Carlos Hakansson
Los textos fundacionales
De las repúblicas hispanoamericanas
Los procesos emancipadores iberoamericanos del siglo XIX suelen explicarse bajo una visión romántica en las aulas escolares, fijando su respectiva fecha histórica en los calendarios. La visión aludida fue impulsada por los principales ideólogos de la Ilustración y tiene como símbolo a la Revolución Francesa; sin embargo, las nuevas e inmaduras repúblicas importaron con ilusión un conjunto de instituciones que marcaron una prolongada inestabilidad para la región. Las sociedades en la naciente comunidad política no estaban previamente formadas para tan drásticos cambios en las reglas de juego de la estabilidad y gobernabilidad.
La breve experiencia bajo la Constitución de Cádiz (1812) mantuvo los conceptos estatistas de soberanía, nación y territorio que aterrizaron en los textos constitucionales influenciados por la Europa continental. La labor fue que, en vez de adecuar instituciones a la realidad tras la emancipación, se continuó con la centralización y las tesis estatistas. El diseño del Poder Legislativo se limitó a una representación formal a imitación de los debates gaditanos y franceses, mientras que al Poder Judicial se le asignó un papel subordinado: ser «la boca que solo pronuncia las palabras de la ley» dada la influencia de Montesquieu. Una tarea concreta que redujo al juez a solo un aplicador de la ley, en contraste con el dinamismo del common law anglosajón y sus fuentes complementarias como el judge made law, la costumbre, la doctrina y la equidad.
La opción de una forma de gobierno parlamentarista, asociada entonces solo a las monarquías, no prosperó en una coyuntura donde la urgencia del orden exigía ejecutivos fuertes, a pesar de que éstos terminaran por devorar el equilibrio de poderes y las instituciones a su paso. El régimen presidencial tuvo la intención de operar como una ingeniería constitucional, pero que derivó en una pugna entre las funciones ejecutiva y la legislativa, golpes de texto, fallidas transiciones democráticas, ensayo-error; por eso, ante las continuas tensiones institucionales, el presidencialismo derivó con frecuencia en caudillismo sin una efectiva división territorial del poder que sirviera de freno al gobierno central.

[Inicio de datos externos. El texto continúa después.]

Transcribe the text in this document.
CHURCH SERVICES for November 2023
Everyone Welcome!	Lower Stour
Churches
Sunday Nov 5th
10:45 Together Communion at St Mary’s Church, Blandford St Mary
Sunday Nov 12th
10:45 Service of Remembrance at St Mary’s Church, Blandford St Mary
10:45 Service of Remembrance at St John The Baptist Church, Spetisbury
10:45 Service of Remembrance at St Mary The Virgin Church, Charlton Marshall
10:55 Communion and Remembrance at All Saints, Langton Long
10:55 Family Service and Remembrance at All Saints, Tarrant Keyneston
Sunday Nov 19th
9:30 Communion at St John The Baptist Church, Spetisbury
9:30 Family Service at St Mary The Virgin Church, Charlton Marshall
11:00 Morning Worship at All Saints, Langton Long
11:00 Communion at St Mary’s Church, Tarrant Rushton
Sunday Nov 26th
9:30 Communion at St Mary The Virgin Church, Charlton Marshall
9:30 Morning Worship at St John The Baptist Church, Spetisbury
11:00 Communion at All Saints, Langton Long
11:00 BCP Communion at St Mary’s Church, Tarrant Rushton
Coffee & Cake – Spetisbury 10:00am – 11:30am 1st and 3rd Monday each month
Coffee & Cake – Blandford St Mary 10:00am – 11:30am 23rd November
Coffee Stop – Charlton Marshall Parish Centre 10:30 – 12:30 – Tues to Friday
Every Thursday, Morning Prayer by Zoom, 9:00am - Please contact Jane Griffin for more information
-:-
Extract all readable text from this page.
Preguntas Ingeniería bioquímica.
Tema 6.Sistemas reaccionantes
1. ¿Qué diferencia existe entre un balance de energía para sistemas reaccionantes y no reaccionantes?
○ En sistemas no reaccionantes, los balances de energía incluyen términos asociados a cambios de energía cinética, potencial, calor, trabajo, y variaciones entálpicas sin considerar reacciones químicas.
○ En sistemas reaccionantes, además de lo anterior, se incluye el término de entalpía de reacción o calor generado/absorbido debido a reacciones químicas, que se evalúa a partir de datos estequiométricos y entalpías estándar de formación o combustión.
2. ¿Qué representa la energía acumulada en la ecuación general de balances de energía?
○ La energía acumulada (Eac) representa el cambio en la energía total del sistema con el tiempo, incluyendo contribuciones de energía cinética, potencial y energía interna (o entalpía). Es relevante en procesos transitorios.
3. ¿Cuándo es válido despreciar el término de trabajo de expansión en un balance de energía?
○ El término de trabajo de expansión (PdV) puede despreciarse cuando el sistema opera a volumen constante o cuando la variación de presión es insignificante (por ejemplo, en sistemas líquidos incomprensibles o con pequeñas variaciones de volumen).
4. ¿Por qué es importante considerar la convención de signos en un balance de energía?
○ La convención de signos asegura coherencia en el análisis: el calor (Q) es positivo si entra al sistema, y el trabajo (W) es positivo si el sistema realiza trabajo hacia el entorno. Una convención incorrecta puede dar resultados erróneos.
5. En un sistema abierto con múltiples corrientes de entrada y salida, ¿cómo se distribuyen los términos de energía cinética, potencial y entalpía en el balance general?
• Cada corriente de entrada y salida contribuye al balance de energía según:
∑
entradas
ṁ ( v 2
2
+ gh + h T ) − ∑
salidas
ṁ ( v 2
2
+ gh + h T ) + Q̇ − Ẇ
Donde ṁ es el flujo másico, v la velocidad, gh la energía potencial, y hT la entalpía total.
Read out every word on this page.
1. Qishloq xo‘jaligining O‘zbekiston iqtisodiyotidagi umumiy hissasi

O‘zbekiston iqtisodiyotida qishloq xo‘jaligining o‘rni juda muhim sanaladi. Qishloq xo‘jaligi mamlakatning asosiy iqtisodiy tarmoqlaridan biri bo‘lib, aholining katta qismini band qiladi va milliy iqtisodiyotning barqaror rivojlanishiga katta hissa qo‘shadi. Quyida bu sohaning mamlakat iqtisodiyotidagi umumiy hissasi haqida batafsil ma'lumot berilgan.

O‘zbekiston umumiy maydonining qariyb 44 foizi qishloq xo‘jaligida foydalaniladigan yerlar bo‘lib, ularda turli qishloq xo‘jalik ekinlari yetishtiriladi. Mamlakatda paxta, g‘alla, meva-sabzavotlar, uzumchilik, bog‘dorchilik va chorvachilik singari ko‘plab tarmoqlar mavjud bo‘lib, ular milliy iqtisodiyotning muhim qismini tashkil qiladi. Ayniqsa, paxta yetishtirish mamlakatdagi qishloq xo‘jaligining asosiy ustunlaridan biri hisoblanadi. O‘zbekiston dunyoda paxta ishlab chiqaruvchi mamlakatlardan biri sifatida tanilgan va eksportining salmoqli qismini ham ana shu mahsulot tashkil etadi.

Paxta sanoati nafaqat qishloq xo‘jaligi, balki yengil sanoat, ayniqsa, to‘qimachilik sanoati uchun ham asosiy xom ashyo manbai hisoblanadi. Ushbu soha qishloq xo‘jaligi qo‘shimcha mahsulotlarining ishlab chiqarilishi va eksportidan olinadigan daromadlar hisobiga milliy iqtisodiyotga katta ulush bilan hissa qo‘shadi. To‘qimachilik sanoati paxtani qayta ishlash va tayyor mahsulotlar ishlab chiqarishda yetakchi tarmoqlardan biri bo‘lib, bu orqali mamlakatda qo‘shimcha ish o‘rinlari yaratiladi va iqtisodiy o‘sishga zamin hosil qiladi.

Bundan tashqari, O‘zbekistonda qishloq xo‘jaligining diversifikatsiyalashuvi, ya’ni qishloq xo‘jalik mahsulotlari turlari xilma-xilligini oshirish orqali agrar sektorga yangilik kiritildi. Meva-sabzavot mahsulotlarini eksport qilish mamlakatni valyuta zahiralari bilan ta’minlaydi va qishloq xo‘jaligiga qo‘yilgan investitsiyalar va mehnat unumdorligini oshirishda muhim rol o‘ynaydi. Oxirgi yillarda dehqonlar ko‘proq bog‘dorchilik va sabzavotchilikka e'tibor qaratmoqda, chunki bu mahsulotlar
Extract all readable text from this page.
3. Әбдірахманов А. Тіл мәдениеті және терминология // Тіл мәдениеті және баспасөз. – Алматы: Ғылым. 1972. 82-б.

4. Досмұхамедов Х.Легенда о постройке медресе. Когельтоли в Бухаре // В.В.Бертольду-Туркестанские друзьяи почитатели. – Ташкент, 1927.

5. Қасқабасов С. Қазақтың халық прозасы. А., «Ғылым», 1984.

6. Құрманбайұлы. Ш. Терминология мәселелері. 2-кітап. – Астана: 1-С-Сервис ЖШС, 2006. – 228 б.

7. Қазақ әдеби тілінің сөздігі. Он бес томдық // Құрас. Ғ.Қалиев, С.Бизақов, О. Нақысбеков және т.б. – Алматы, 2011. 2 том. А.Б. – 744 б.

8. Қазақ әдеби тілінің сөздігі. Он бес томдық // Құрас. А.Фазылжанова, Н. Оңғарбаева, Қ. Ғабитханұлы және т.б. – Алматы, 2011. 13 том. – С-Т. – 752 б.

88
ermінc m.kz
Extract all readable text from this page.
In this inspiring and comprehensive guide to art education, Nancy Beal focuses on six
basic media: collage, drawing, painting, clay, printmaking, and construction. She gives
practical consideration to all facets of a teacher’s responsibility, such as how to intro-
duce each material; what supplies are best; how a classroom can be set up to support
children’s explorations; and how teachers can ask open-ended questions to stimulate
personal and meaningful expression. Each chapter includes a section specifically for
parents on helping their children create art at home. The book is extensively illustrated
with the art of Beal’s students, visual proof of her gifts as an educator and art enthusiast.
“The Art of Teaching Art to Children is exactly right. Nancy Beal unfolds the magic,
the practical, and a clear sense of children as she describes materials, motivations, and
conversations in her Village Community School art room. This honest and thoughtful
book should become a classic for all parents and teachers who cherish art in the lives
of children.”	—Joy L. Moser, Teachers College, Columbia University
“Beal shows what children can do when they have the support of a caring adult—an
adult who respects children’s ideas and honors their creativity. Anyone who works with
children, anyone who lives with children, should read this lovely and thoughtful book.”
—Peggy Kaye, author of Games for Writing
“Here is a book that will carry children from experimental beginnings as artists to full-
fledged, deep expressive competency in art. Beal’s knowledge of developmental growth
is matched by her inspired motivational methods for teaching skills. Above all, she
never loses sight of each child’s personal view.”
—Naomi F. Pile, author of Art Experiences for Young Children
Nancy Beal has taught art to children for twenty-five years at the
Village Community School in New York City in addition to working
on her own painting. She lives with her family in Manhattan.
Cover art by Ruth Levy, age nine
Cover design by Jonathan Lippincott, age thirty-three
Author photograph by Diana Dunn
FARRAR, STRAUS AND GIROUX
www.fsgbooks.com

Los documentos fundacionales de nuestra hispanoamérica no fueron el resultado de un maduro consenso que fuera liderado por estadistas con visión de largo plazo, sino el producto de corrientes libertarias del norte y del sur heterogéneas entre sí, con propósitos dispares y resultados disímiles. A imitación de la Revolución francesa, importamos las abstracciones dogmáticas del modelo jacobino sin anticipar que, al igual que ocurrió en Francia con sus sucesivos colapsos constitucionales, se terminaría sofocando la libertad que pretendía proteger tras la época del terror.
Por todo lo anterior, repensar las bases de nuestros textos históricos constitucionales no debe ser un ejercicio de nostalgia, sino una necesidad urgente para debatir, identificar los errores y no volverlos a cometer, donde la frase “la historia se repite y la lección no se aprende” cobra vigencia, pues, mientras sigamos confiando en que un texto constitucional puede moldear la realidad por decreto, continuaremos atrapados hasta resolver los retos surgidos y pendientes desde nuestro nacimiento republicano.